Alicia, la giovane narrante: ventenne, babysitter, piena di vita, attenta osservatrice, dedita e coscienziosa nel suo prezioso lavoro, che svolge con convinzione, amando il piccolo Rafael che le è stato affidato.
Irene: sorella di Alicia; personaggio unicamente di supporto.
Rafael: figlio della coppia Leonardo-Lira; il piccolo dallo sguardo fulminante che incute soggezione. Ha solo nove mesi: non parla ancora, non gattona ancora… eppure, con gesti e caparbietà, dimostra di essere magicamente attratto da uno strano palazzo (al numero civico 39), fuori dal percorso abituale usato da Alicia con il passeggino; ma ogni volta Rafael lo indica con decisione e Alicia deve deviare per accontentarlo.

Infine c’è Hugo, che è poi il personaggio centrale (si noti che il titolo originale del libro è Una vida para Hugo).
Chi è Hugo? Figlio di una ricca famiglia, è alunno di Lira. Fragile di carattere, introverso, timido, vittima del bullismo dei compagni di classe. Lira lo prende in tenera simpatia, anche perché è molto intelligente e creativo: lo ama come un figlio.
Ma una sera Hugo porta la spazzatura ai contenitori e… non torna più. Lo trovano cadavere, una manciata di giorni dopo, in una discarica.
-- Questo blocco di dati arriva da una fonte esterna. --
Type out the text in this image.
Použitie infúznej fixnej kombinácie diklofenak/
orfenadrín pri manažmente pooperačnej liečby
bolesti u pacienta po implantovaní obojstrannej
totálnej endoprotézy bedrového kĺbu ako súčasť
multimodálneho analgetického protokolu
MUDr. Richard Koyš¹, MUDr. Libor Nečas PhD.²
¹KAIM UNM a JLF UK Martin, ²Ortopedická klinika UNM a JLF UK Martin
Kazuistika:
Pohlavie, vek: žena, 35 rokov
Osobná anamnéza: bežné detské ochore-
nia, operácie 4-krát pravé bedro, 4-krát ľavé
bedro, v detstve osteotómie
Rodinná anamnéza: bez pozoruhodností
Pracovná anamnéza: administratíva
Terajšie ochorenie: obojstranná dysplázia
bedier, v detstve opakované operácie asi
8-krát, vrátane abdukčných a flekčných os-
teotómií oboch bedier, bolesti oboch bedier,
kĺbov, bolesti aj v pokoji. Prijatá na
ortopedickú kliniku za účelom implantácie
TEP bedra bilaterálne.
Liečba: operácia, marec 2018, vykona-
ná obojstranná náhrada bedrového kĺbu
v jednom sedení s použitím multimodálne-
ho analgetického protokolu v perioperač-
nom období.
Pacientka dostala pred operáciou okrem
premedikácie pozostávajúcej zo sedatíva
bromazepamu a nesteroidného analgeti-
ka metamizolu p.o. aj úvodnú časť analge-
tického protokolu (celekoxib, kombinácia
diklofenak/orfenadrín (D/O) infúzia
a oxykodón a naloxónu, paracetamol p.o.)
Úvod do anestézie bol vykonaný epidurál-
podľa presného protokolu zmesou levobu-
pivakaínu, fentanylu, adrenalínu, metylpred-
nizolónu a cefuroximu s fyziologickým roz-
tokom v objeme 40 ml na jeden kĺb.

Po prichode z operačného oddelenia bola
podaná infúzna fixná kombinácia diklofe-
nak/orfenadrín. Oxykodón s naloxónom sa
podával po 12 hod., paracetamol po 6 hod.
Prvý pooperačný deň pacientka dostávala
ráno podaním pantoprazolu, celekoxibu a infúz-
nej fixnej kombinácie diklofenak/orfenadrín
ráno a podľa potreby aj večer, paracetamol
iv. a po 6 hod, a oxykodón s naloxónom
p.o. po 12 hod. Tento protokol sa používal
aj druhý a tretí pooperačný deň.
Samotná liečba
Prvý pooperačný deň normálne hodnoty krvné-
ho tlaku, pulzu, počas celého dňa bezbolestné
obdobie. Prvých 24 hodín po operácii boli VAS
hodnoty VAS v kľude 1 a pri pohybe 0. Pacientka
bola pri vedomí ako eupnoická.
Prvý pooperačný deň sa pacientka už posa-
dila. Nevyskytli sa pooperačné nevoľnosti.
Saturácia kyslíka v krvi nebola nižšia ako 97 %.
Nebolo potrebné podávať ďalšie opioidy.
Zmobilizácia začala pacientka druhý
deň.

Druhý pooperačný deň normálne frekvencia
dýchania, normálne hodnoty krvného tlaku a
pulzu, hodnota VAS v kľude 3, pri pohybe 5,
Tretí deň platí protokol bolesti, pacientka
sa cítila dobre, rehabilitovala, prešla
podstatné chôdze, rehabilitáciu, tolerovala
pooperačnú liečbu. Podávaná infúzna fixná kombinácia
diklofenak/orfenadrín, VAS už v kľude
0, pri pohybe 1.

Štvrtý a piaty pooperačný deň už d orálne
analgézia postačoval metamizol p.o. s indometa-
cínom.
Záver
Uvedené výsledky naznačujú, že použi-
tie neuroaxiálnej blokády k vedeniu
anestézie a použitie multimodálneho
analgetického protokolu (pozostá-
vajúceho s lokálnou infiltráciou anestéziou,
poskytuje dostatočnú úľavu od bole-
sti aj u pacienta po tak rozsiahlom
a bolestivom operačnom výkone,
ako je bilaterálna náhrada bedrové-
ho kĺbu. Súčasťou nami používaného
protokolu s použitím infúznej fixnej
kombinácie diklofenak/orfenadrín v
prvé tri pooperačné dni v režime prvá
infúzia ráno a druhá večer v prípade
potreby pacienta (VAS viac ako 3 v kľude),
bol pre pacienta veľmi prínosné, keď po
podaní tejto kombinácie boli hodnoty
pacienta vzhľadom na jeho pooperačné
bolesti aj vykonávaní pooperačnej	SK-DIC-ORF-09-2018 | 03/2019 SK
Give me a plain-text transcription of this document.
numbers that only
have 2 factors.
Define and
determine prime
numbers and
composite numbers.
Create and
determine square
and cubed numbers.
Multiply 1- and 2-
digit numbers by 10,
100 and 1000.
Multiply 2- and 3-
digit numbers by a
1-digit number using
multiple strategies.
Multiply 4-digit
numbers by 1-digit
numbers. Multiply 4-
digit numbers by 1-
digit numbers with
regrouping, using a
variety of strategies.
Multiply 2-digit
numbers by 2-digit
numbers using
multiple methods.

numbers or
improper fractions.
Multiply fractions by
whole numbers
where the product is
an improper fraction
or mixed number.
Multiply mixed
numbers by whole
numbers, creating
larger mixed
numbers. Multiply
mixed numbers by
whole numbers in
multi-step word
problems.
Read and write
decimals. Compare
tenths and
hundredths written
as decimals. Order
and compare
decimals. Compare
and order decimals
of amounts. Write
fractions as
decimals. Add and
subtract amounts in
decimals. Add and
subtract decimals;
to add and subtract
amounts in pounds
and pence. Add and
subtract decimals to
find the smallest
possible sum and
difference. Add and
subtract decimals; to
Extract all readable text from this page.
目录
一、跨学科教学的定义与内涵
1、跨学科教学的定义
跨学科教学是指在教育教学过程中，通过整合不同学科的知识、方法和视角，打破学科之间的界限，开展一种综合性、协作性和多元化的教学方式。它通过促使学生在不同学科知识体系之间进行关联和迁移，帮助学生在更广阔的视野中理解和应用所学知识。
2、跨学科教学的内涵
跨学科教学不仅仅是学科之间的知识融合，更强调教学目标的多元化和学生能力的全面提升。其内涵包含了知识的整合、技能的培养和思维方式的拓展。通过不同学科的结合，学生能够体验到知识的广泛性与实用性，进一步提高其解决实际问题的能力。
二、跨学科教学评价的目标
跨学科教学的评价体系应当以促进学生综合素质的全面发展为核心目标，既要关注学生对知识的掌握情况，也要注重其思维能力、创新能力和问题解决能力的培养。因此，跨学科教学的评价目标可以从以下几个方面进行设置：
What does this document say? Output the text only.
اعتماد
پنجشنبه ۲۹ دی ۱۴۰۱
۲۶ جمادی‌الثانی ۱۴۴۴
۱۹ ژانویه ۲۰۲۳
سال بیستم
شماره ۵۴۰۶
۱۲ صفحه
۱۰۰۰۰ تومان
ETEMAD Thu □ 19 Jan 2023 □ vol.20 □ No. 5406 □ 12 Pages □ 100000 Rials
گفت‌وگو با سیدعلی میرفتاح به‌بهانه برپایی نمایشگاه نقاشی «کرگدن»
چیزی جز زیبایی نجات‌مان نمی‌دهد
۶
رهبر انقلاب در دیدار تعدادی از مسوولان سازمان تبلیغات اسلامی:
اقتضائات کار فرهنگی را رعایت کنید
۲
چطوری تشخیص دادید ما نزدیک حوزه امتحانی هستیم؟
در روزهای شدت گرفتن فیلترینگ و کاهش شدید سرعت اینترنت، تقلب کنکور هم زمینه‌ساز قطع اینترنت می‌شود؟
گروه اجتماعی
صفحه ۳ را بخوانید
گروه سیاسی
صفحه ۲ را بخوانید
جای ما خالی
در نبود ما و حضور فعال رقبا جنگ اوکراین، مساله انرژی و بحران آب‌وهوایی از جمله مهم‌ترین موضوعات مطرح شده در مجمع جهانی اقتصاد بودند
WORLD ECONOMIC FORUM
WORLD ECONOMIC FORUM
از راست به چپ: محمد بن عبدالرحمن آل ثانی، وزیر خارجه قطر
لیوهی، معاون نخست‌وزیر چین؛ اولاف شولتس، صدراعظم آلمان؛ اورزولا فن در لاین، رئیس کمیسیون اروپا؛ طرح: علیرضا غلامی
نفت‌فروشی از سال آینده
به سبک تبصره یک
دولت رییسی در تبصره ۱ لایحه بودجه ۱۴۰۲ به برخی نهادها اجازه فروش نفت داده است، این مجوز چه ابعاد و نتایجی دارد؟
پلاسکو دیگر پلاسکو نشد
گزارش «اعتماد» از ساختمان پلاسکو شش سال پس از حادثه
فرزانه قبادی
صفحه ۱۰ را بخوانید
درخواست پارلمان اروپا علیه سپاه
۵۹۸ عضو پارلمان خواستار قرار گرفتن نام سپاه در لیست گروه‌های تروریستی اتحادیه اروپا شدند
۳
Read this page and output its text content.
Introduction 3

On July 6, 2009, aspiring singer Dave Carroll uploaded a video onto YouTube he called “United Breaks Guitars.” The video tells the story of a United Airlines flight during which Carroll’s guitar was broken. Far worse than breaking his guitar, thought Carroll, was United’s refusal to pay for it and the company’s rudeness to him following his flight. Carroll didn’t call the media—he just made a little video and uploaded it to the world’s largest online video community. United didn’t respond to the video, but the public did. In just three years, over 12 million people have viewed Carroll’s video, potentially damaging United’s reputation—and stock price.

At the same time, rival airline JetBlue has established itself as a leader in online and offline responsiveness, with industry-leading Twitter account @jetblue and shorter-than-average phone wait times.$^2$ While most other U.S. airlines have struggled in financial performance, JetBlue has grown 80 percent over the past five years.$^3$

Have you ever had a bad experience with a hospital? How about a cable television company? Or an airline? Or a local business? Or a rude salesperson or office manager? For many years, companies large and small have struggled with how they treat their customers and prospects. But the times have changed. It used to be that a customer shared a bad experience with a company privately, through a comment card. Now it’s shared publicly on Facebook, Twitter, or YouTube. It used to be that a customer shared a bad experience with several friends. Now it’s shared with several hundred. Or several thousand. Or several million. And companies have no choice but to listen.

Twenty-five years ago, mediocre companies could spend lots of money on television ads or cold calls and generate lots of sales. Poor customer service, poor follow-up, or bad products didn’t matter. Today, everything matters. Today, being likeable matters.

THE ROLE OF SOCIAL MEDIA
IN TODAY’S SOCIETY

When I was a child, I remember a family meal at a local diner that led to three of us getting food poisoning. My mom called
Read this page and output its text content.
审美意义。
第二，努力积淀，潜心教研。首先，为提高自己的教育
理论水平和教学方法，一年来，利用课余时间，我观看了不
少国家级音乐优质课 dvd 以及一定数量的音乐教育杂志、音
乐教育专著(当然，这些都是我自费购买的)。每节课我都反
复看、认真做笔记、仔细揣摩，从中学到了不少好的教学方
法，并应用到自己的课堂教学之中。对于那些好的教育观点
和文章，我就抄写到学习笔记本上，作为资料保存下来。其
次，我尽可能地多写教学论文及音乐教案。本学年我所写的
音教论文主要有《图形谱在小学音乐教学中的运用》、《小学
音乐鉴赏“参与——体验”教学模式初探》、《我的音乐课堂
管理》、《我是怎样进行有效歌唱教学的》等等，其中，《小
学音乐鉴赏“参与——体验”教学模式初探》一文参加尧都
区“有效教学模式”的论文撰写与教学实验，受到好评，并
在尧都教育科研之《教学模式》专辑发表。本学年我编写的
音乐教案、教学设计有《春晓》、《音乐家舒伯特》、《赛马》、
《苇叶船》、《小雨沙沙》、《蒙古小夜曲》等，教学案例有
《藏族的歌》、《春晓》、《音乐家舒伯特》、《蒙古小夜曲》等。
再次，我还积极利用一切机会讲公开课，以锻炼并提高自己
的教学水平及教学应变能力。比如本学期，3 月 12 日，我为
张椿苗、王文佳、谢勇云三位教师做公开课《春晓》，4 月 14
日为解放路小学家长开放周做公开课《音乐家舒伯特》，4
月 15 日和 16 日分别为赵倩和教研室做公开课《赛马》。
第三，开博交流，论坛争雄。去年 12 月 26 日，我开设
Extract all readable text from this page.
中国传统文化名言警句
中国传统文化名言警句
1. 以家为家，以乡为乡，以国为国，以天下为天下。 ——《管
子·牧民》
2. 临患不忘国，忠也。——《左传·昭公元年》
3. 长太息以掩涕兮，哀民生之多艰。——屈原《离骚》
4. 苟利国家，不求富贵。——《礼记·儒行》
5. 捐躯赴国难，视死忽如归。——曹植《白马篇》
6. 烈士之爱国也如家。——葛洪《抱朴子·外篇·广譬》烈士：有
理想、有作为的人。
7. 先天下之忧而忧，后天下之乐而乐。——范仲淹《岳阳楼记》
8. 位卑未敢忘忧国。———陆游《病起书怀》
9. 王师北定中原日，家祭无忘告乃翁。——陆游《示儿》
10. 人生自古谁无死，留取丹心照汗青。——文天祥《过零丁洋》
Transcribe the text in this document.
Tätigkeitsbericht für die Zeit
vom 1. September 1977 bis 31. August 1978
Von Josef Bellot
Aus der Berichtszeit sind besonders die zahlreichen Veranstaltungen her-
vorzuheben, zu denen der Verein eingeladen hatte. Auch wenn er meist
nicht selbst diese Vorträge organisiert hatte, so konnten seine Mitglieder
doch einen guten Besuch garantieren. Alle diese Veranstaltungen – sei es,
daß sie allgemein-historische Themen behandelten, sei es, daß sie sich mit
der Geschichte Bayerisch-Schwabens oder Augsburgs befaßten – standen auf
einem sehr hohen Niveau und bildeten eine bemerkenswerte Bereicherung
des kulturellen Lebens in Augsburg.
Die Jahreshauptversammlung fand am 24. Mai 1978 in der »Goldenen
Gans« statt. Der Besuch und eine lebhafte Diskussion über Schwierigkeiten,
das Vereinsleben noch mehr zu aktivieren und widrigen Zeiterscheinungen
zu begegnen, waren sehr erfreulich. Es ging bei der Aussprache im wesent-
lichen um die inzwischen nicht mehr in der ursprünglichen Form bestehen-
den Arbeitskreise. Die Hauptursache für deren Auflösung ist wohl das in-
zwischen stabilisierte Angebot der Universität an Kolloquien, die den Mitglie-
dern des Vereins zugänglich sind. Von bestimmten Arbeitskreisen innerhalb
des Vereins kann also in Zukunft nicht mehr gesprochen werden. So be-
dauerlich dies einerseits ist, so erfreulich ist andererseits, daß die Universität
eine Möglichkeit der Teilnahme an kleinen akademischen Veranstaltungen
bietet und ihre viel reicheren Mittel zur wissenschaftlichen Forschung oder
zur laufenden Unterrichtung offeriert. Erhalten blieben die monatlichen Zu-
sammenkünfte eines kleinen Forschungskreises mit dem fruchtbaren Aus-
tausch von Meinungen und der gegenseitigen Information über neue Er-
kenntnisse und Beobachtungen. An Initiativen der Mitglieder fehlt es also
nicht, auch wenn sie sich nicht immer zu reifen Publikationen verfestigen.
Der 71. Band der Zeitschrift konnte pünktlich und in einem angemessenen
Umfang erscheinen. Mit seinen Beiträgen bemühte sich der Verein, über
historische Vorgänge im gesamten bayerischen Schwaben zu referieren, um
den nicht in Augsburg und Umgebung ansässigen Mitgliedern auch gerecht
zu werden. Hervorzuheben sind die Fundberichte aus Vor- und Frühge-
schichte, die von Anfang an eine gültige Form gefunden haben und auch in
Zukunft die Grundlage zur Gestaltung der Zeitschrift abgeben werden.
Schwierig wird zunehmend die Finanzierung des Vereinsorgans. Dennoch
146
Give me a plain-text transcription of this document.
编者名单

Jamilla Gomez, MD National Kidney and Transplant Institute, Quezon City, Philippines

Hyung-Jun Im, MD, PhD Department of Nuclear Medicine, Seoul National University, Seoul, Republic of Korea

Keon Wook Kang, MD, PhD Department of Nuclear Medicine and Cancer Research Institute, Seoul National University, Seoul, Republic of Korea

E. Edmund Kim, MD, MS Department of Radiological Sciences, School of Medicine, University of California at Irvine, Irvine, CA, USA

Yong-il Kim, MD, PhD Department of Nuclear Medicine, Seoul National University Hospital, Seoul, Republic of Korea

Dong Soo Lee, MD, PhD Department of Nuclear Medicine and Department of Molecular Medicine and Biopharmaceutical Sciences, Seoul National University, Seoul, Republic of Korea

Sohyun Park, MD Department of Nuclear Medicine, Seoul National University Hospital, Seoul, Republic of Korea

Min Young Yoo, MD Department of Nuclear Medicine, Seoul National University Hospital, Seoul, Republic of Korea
E qui mi fermo, per non privare il lettore di una catena di sorprese e, perciò, di una golosa lettura.

Per molti, la narrazione potrà risultare uno sconfinamento un po’ “arrogante” della fantasia nella fantasticheria. C’è una fase di mistero, un’ipotesi di metempsicosi. Ma via: è un romanzo, e il romanzo è sempre “finzione”. Ci sono opere di grandi autori di fantascienza o di forzata finzione che sono capolavori: si pensi a Verne, Wallace, Wells… allo stesso Dante (Commedia).

Il racconto ha una sua profondità: si avvita, affonda nel mistero, compie un bel carotaggio del comportamento umano — conscio, subconscio, inconscio. Bello, con un flusso narrativo accattivante. Spicca la compostezza formale: semplice, lineare, ma elegante; merito anche della traduttrice.